In September, a political leader from the Congress party was lured to the gates of his home and shot dead. Dalla claimed on Facebook that he had ordered the hit as vengeance.
In October, the owner of a snack shop was shot in broad daylight as he sat outside his shop checking his phone. Punjab police alleged Dalla’s involvement in that murder as well.
Indian authorities made multiple attempts to have him arrested in Canada, once in July 2023 and then again in March 2024, to no avail.
Late last year in October, the conflict turned inward, taking the life of one of their own. A radical Sikh activist, prominent among the small, tight group of Khalistan advocates in Punjab was shot at as he rode home on his motorbike in the evening of Oct. 9.
This activist, Gurpreet Singh Harinau, was one of the activists to emerge from the 2020-21 farmer protests in Punjab. On the fringes, the farmer protests became entangled with radical Sikh politics and gave rise to a new political party, Waris Punjab De, where Harinau was a founder member. He had a popular following on Facebook and YouTube.
In the last few months, a factional battle had arisen among the leadership of the party and Harinau had gotten death threats from the opposing faction. The dead man’s family went to the police with their suspicions, pointing the finger at jailed Member of Parliament, the preacher Amritpal Singh. The MP’s men, they said, had been issuing increasingly angry threats to the dead man in the few weeks before the shooting.
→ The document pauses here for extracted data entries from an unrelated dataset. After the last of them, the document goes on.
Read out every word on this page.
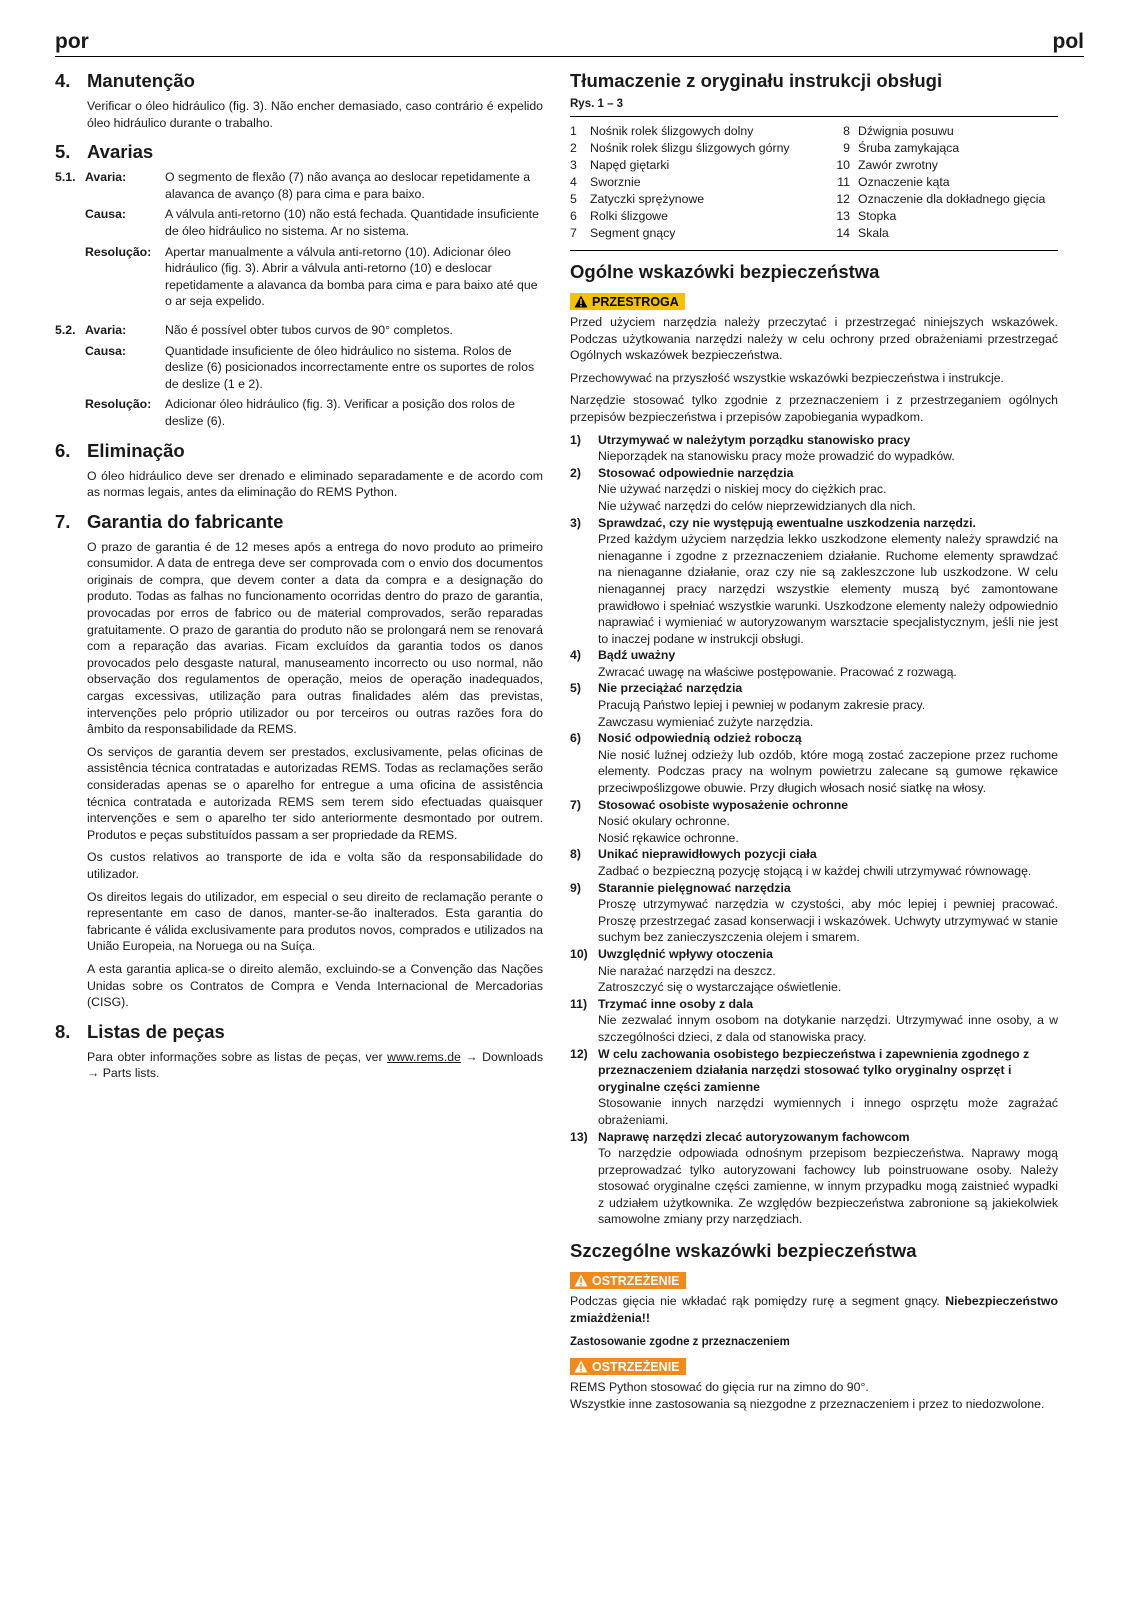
por	pol
4. Manutenção

Verificar o óleo hidráulico (fig. 3). Não encher demasiado, caso contrário é expelido óleo hidráulico durante o trabalho.

5. Avarias
5.1. Avaria:	O segmento de flexão (7) não avança ao deslocar repetidamente a alavanca de avanço (8) para cima e para baixo.
Causa:	A válvula anti-retorno (10) não está fechada. Quantidade insuficiente de óleo hidráulico no sistema. Ar no sistema.
Resolução:	Apertar manualmente a válvula anti-retorno (10). Adicionar óleo hidráulico (fig. 3). Abrir a válvula anti-retorno (10) e deslocar repetidamente a alavanca da bomba para cima e para baixo até que o ar seja expelido.
5.2. Avaria:	Não é possível obter tubos curvos de 90° completos.
Causa:	Quantidade insuficiente de óleo hidráulico no sistema. Rolos de deslize (6) posicionados incorrectamente entre os suportes de rolos de deslize (1 e 2).
Resolução:	Adicionar óleo hidráulico (fig. 3). Verificar a posição dos rolos de deslize (6).
6. Eliminação

O óleo hidráulico deve ser drenado e eliminado separadamente e de acordo com as normas legais, antes da eliminação do REMS Python.

7. Garantia do fabricante

O prazo de garantia é de 12 meses após a entrega do novo produto ao primeiro consumidor. A data de entrega deve ser comprovada com o envio dos documentos originais de compra, que devem conter a data da compra e a designação do produto. Todas as falhas no funcionamento ocorridas dentro do prazo de garantia, provocadas por erros de fabrico ou de material comprovados, serão reparadas gratuitamente. O prazo de garantia do produto não se prolongará nem se renovará com a reparação das avarias. Ficam excluídos da garantia todos os danos provocados pelo desgaste natural, manuseamento incorrecto ou uso normal, não observação dos regulamentos de operação, meios de operação inadequados, cargas excessivas, utilização para outras finalidades além das previstas, intervenções pelo próprio utilizador ou por terceiros ou outras razões fora do âmbito da responsabilidade da REMS.

Os serviços de garantia devem ser prestados, exclusivamente, pelas oficinas de assistência técnica contratadas e autorizadas REMS. Todas as reclamações serão consideradas apenas se o aparelho for entregue a uma oficina de assistência técnica contratada e autorizada REMS sem terem sido efectuadas quaisquer intervenções e sem o aparelho ter sido anteriormente desmontado por outrem. Produtos e peças substituídos passam a ser propriedade da REMS.

Os custos relativos ao transporte de ida e volta são da responsabilidade do utilizador.

Os direitos legais do utilizador, em especial o seu direito de reclamação perante o representante em caso de danos, manter-se-ão inalterados. Esta garantia do fabricante é válida exclusivamente para produtos novos, comprados e utilizados na União Europeia, na Noruega ou na Suíça.

A esta garantia aplica-se o direito alemão, excluindo-se a Convenção das Nações Unidas sobre os Contratos de Compra e Venda Internacional de Mercadorias (CISG).

8. Listas de peças

Para obter informações sobre as listas de peças, ver www.rems.de → Downloads → Parts lists.

Tłumaczenie z oryginału instrukcji obsługi
Rys. 1 – 3
1	Nośnik rolek ślizgowych dolny
2	Nośnik rolek ślizgu ślizgowych górny
3	Napęd giętarki
4	Sworznie
5	Zatyczki sprężynowe
6	Rolki ślizgowe
7	Segment gnący
8 Dźwignia posuwu
9 Śruba zamykająca
10 Zawór zwrotny
11 Oznaczenie kąta
12 Oznaczenie dla dokładnego gięcia
13 Stopka
14 Skala
Ogólne wskazówki bezpieczeństwa
PRZESTROGA

Przed użyciem narzędzia należy przeczytać i przestrzegać niniejszych wskazówek. Podczas użytkowania narzędzi należy w celu ochrony przed obrażeniami przestrzegać Ogólnych wskazówek bezpieczeństwa.

Przechowywać na przyszłość wszystkie wskazówki bezpieczeństwa i instrukcje.

Narzędzie stosować tylko zgodnie z przeznaczeniem i z przestrzeganiem ogólnych przepisów bezpieczeństwa i przepisów zapobiegania wypadkom.

1)	Utrzymywać w należytym porządku stanowisko pracy
Nieporządek na stanowisku pracy może prowadzić do wypadków.
2)	Stosować odpowiednie narzędzia
Nie używać narzędzi o niskiej mocy do ciężkich prac.
Nie używać narzędzi do celów nieprzewidzianych dla nich.
3)	Sprawdzać, czy nie występują ewentualne uszkodzenia narzędzi.
Przed każdym użyciem narzędzia lekko uszkodzone elementy należy sprawdzić na nienaganne i zgodne z przeznaczeniem działanie. Ruchome elementy sprawdzać na nienaganne działanie, oraz czy nie są zakleszczone lub uszkodzone. W celu nienagannej pracy narzędzi wszystkie elementy muszą być zamontowane prawidłowo i spełniać wszystkie warunki. Uszkodzone elementy należy odpowiednio naprawiać i wymieniać w autoryzowanym warsztacie specjalistycznym, jeśli nie jest to inaczej podane w instrukcji obsługi.
4)	Bądź uważny
Zwracać uwagę na właściwe postępowanie. Pracować z rozwagą.
5)	Nie przeciążać narzędzia
Pracują Państwo lepiej i pewniej w podanym zakresie pracy.
Zawczasu wymieniać zużyte narzędzia.
6)	Nosić odpowiednią odzież roboczą
Nie nosić luźnej odzieży lub ozdób, które mogą zostać zaczepione przez ruchome elementy. Podczas pracy na wolnym powietrzu zalecane są gumowe rękawice przeciwpoślizgowe obuwie. Przy długich włosach nosić siatkę na włosy.
7)	Stosować osobiste wyposażenie ochronne
Nosić okulary ochronne.
Nosić rękawice ochronne.
8)	Unikać nieprawidłowych pozycji ciała
Zadbać o bezpieczną pozycję stojącą i w każdej chwili utrzymywać równowagę.
9)	Starannie pielęgnować narzędzia
Proszę utrzymywać narzędzia w czystości, aby móc lepiej i pewniej pracować. Proszę przestrzegać zasad konserwacji i wskazówek. Uchwyty utrzymywać w stanie suchym bez zanieczyszczenia olejem i smarem.
10) Uwzględnić wpływy otoczenia
Nie narażać narzędzi na deszcz.
Zatroszczyć się o wystarczające oświetlenie.
11) Trzymać inne osoby z dala
Nie zezwalać innym osobom na dotykanie narzędzi. Utrzymywać inne osoby, a w szczególności dzieci, z dala od stanowiska pracy.
12) W celu zachowania osobistego bezpieczeństwa i zapewnienia zgodnego z przeznaczeniem działania narzędzi stosować tylko oryginalny osprzęt i oryginalne części zamienne
Stosowanie innych narzędzi wymiennych i innego osprzętu może zagrażać obrażeniami.
13) Naprawę narzędzi zlecać autoryzowanym fachowcom
To narzędzie odpowiada odnośnym przepisom bezpieczeństwa. Naprawy mogą przeprowadzać tylko autoryzowani fachowcy lub poinstruowane osoby. Należy stosować oryginalne części zamienne, w innym przypadku mogą zaistnieć wypadki z udziałem użytkownika. Ze względów bezpieczeństwa zabronione są jakiekolwiek samowolne zmiany przy narzędziach.
Szczególne wskazówki bezpieczeństwa
OSTRZEŻENIE

Podczas gięcia nie wkładać rąk pomiędzy rurę a segment gnący. Niebezpieczeństwo zmiażdżenia!!

Zastosowanie zgodne z przeznaczeniem
OSTRZEŻENIE

REMS Python stosować do gięcia rur na zimno do 90°.

Wszystkie inne zastosowania są niezgodne z przeznaczeniem i przez to niedozwolone.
Ten days afer the murder, Punjab police claimed to crack the case and made official allegations.
During their Oct. 17 press conference, the chief of police said their investigations had led them, once again, to Dalla, and accused him of directing the conspiracy from Canada. They also noted that they had received tips about the MP, Amritpal Singh’s involvement.
Surprisingly, Dalla himself decided to provide commentary on the police announcement. They were wrong, he asserted. Amritpal Singh had nothing to do with the killing—it was all him.
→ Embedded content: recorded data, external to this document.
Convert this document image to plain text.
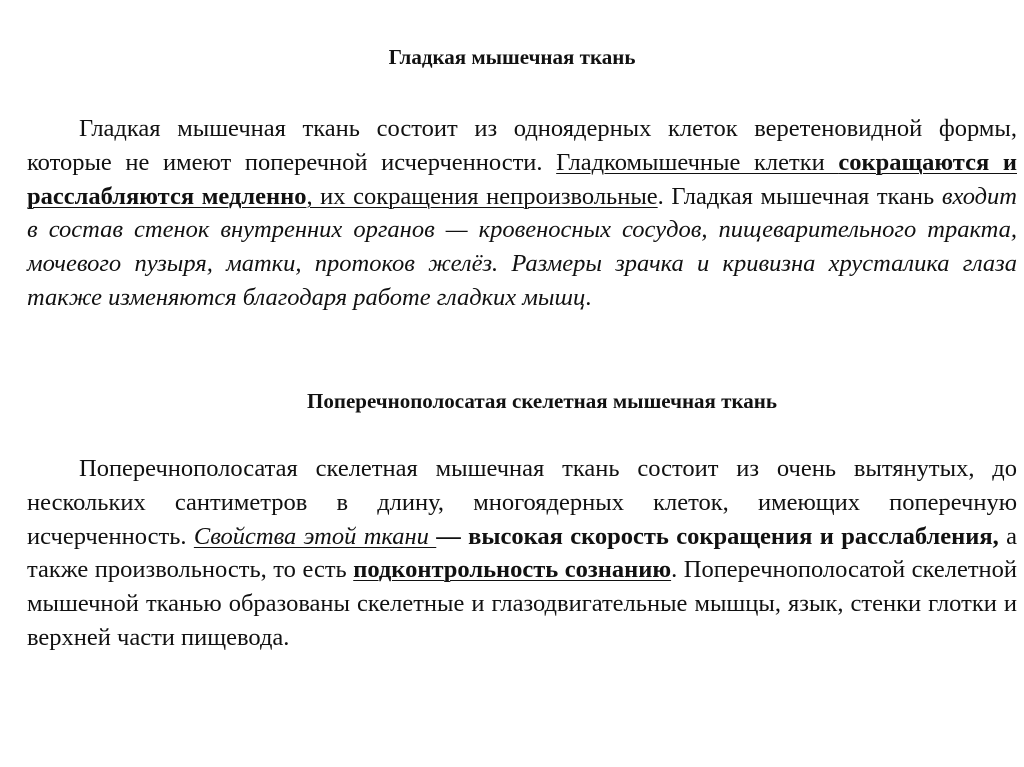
Гладкая мышечная ткань

Гладкая мышечная ткань состоит из одноядерных клеток веретеновидной формы, которые не имеют поперечной исчерченности. Гладкомышечные клетки сокращаются и расслабляются медленно, их сокращения непроизвольные. Гладкая мышечная ткань входит в состав стенок внутренних органов — кровеносных сосудов, пищеварительного тракта, мочевого пузыря, матки, протоков желёз. Размеры зрачка и кривизна хрусталика глаза также изменяются благодаря работе гладких мышц.

Поперечнополосатая скелетная мышечная ткань

Поперечнополосатая скелетная мышечная ткань состоит из очень вытянутых, до нескольких сантиметров в длину, многоядерных клеток, имеющих поперечную исчерченность. Свойства этой ткани — высокая скорость сокращения и расслабления, а также произвольность, то есть подконтрольность сознанию. Поперечнополосатой скелетной мышечной тканью образованы скелетные и глазодвигательные мышцы, язык, стенки глотки и верхней части пищевода.
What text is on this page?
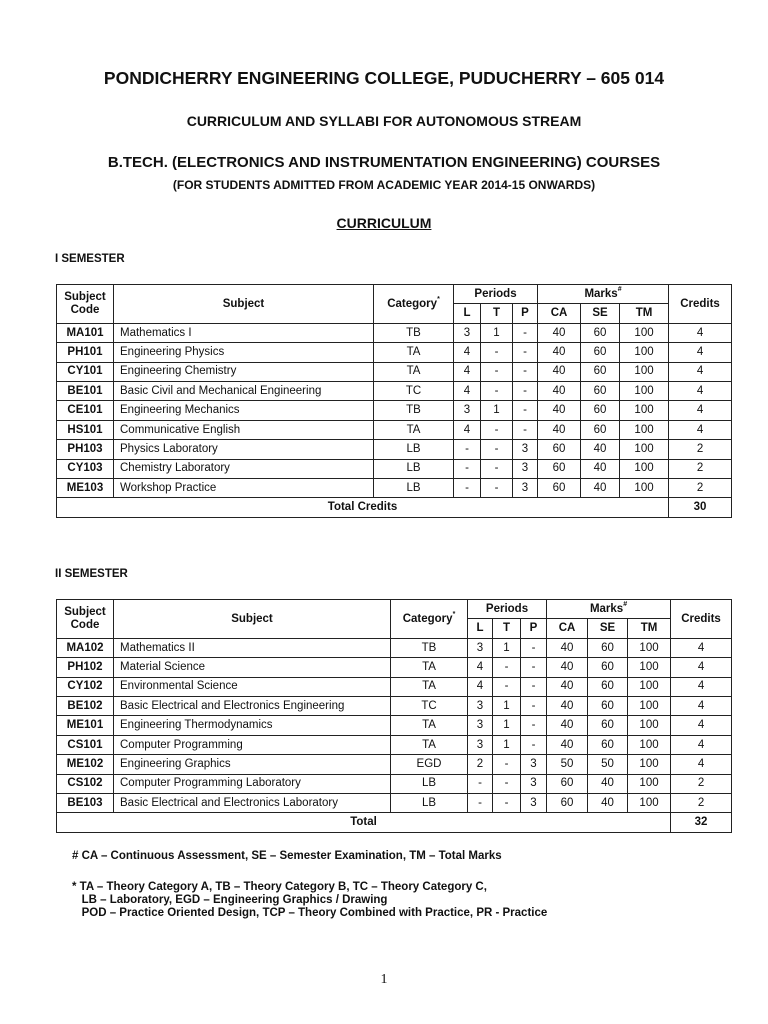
PONDICHERRY ENGINEERING COLLEGE, PUDUCHERRY – 605 014
CURRICULUM AND SYLLABI FOR AUTONOMOUS STREAM
B.TECH. (ELECTRONICS AND INSTRUMENTATION ENGINEERING) COURSES
(FOR STUDENTS ADMITTED FROM ACADEMIC YEAR 2014-15 ONWARDS)
CURRICULUM
I SEMESTER
Subject Code	Subject	Category*	Periods			Marks#			Credits
			L	T	P	CA	SE	TM	
MA101	Mathematics I	TB	3	1	-	40	60	100	4
PH101	Engineering Physics	TA	4	-	-	40	60	100	4
CY101	Engineering Chemistry	TA	4	-	-	40	60	100	4
BE101	Basic Civil and Mechanical Engineering	TC	4	-	-	40	60	100	4
CE101	Engineering Mechanics	TB	3	1	-	40	60	100	4
HS101	Communicative English	TA	4	-	-	40	60	100	4
PH103	Physics Laboratory	LB	-	-	3	60	40	100	2
CY103	Chemistry Laboratory	LB	-	-	3	60	40	100	2
ME103	Workshop Practice	LB	-	-	3	60	40	100	2
Total Credits									30
II SEMESTER
Subject Code	Subject	Category*	Periods			Marks#			Credits
			L	T	P	CA	SE	TM	
MA102	Mathematics II	TB	3	1	-	40	60	100	4
PH102	Material Science	TA	4	-	-	40	60	100	4
CY102	Environmental Science	TA	4	-	-	40	60	100	4
BE102	Basic Electrical and Electronics Engineering	TC	3	1	-	40	60	100	4
ME101	Engineering Thermodynamics	TA	3	1	-	40	60	100	4
CS101	Computer Programming	TA	3	1	-	40	60	100	4
ME102	Engineering Graphics	EGD	2	-	3	50	50	100	4
CS102	Computer Programming Laboratory	LB	-	-	3	60	40	100	2
BE103	Basic Electrical and Electronics Laboratory	LB	-	-	3	60	40	100	2
Total									32
# CA – Continuous Assessment, SE – Semester Examination, TM – Total Marks
* TA – Theory Category A, TB – Theory Category B, TC – Theory Category C,
LB – Laboratory, EGD – Engineering Graphics / Drawing
POD – Practice Oriented Design, TCP – Theory Combined with Practice, PR - Practice
1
The caller purporting to be Dalla called a local news channel the day of the police announcement. He, himself, he said, had gotten Harinau killed—in order to punish him for objectionable pictures he had posted on social media.
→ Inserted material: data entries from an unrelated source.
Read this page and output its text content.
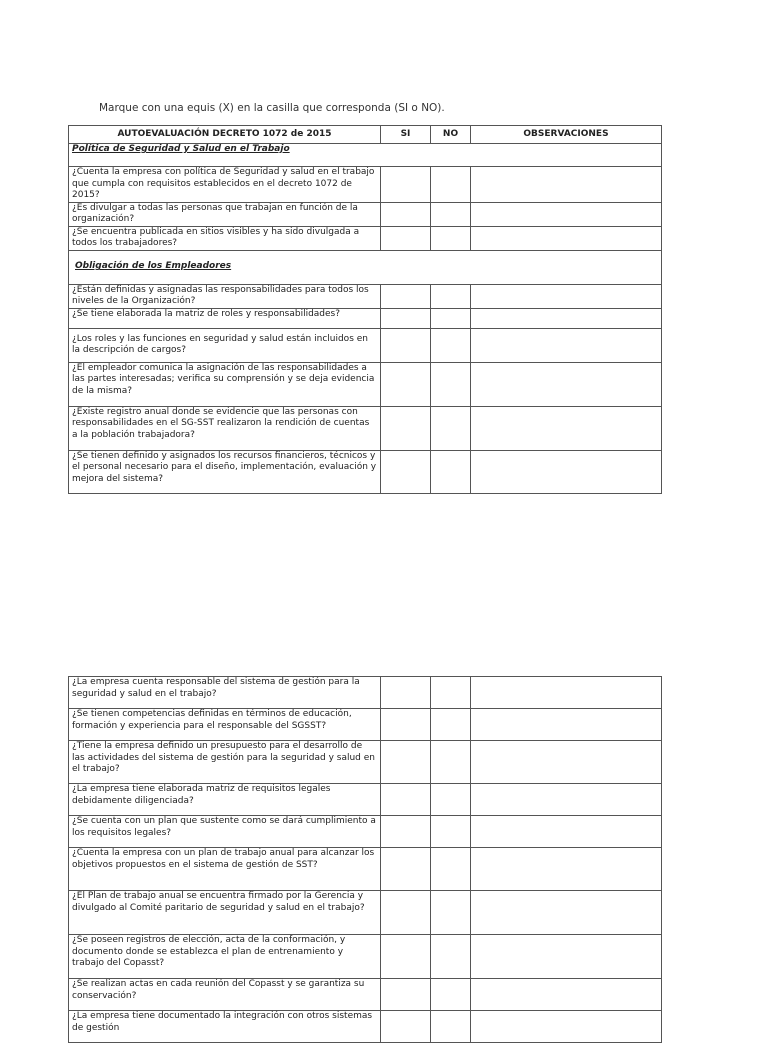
Marque con una equis (X) en la casilla que corresponda (SI o NO).
AUTOEVALUACIÓN DECRETO 1072 de 2015	SI	NO	OBSERVACIONES
Política de Seguridad y Salud en el Trabajo			
¿Cuenta la empresa con política de Seguridad y salud en el trabajo que cumpla con requisitos establecidos en el decreto 1072 de 2015?			
¿Es divulgar a todas las personas que trabajan en función de la organización?			
¿Se encuentra publicada en sitios visibles y ha sido divulgada a todos los trabajadores?			
Obligación de los Empleadores			
¿Están definidas y asignadas las responsabilidades para todos los niveles de la Organización?			
¿Se tiene elaborada la matriz de roles y responsabilidades?			
¿Los roles y las funciones en seguridad y salud están incluidos en la descripción de cargos?			
¿El empleador comunica la asignación de las responsabilidades a las partes interesadas; verifica su comprensión y se deja evidencia de la misma?			
¿Existe registro anual donde se evidencie que las personas con responsabilidades en el SG-SST realizaron la rendición de cuentas a la población trabajadora?			
¿Se tienen definido y asignados los recursos financieros, técnicos y el personal necesario para el diseño, implementación, evaluación y mejora del sistema?			
¿La empresa cuenta responsable del sistema de gestión para la seguridad y salud en el trabajo?			
¿Se tienen competencias definidas en términos de educación, formación y experiencia para el responsable del SGSST?			
¿Tiene la empresa definido un presupuesto para el desarrollo de las actividades del sistema de gestión para la seguridad y salud en el trabajo?			
¿La empresa tiene elaborada matriz de requisitos legales debidamente diligenciada?			
¿Se cuenta con un plan que sustente como se dará cumplimiento a los requisitos legales?			
¿Cuenta la empresa con un plan de trabajo anual para alcanzar los objetivos propuestos en el sistema de gestión de SST?			
¿El Plan de trabajo anual se encuentra firmado por la Gerencia y divulgado al Comité paritario de seguridad y salud en el trabajo?			
¿Se poseen registros de elección, acta de la conformación, y documento donde se establezca el plan de entrenamiento y trabajo del Copasst?			
¿Se realizan actas en cada reunión del Copasst y se garantiza su conservación?			
¿La empresa tiene documentado la integración con otros sistemas de gestión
Dalla’s four-minute-long message showed how, just like in the 1980s, militant separatism in Punjab continues to be entwined with vigilante zealotry. He railed against vulgar Instagram posts by Sikh women. He exhorted others to kill all who had committed sacrilege against the Sikh faith.
“Those who disrespect our community will get what they deserve,” he said.
“Long live Arsh Dalla,” said a comment on the video.